Is it a wonder then, that a mother’s instinct is forever tinged with a slight pernicious lust for preserving her child, like a lepidopterist pinning a precious specimen inside a frame, in that most ‘pure’ form of the earliest decades of his life, unspoiled by influence of persons other than herself?

He runs in parallel streams of time—clayed differently in each, even as he breathes and grows in this world where linearity and continuity are the soul. His future, his progeny, the ghosts of his unlived lives are forever tied and minced through his mother’s vision. The invisible chains that bind them never entirely break with the distance that separates them as the child grows into a man. An eidolon of his mother’s dreams blossoms within him. The path he treads is haunted by her instinct to ensnare and capture a moment of her life; to cement her to her beloved, mend her defects, birth herself anew or an image of her beloved reflected in a fresh face.
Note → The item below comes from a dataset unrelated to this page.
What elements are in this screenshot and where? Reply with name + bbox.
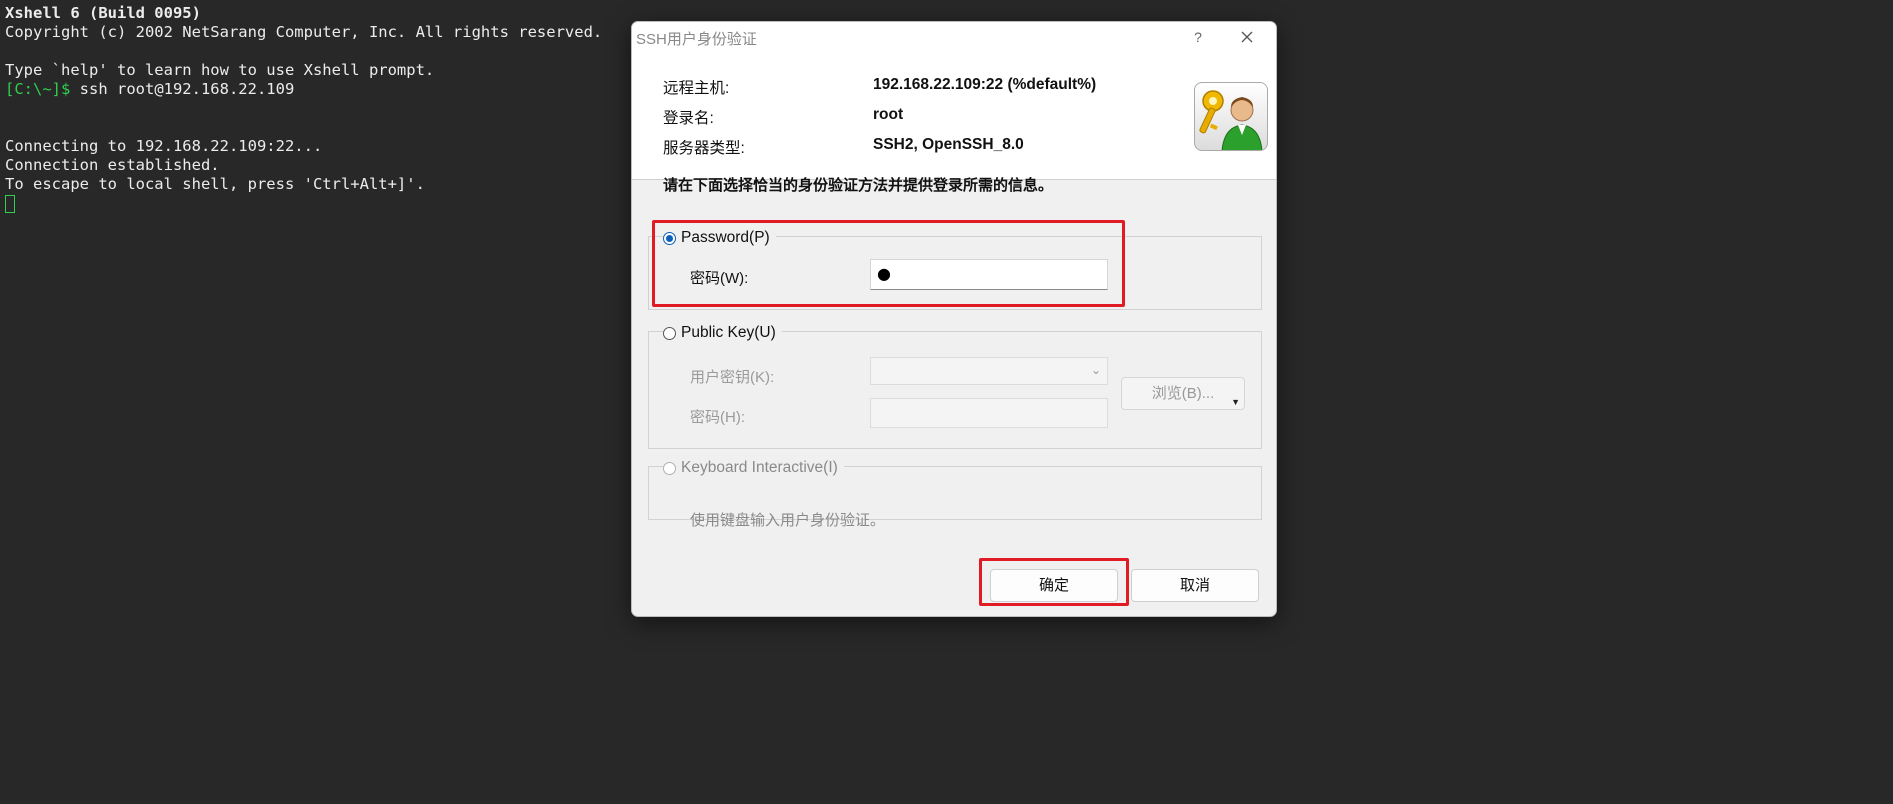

His soul carries the remnants of her buried desires and mimics them by pouring them into another legion of ghosts, ready to rise and repeat.   

In a letter from Cassis, Vanessa Bell teasingly writes of this very same maternal instinct to her sister:

I sit with moths flying madly in circles around me & the lamp. You cannot imagine what it’s like. One night some creature tapped so loudly on the pane that Duncan said ‘Who is that?’ ‘Only a bat’ said Roger ‘or a bird’, but it wasn’t man or bird, but a huge moth—half a foot, literally, across. We had a terrible time with it. My maternal instinct which you deplore so much, wouldn’t let me leave it.

They both knew the instinct was not to save the creature but to repeat the butterfly hunting habits of the Stephen parents. When Virginia became preoccupied with her future novel (The Waves), ‘The Moths’ was the first title she thought of choosing. Although the episode from Vanessa’s letter never found its way in the book, the echo of beating wings and blind desire reverberates through the children’s speeches. 

A looming sense of the end, of definite inevitable blows booming in the distance, is the dark force behind the impulse. The end is not only a figure for our own death but the cessation of an affair, an era, a ‘generation’. Children are their fathers’ second chance in life, as if the parents can start again through their child’s cycle; they are the tired mnemonic phantoms of their parents’ intimacy, relics of an epoch. 

Like a clock that is wound up anew to repeat the same tune, a generation begets another in the hope of repenting its sins and prolonging its memory. The anguish of sunken millennia, writes Peter Zapffe in his essay “The Last Messiah”, beat against the new generation. The suffering of his father passes into him through the gate of his empathy; every event sneer at his demand for justice, the principle he holds most dear. So, these trailing clouds of glory, the heavenly bodies stretched from that realm of shadows to the pulsating mass of limbs that ensnare them, grow into another millennia, step into another mirror, and emerge into the same dream.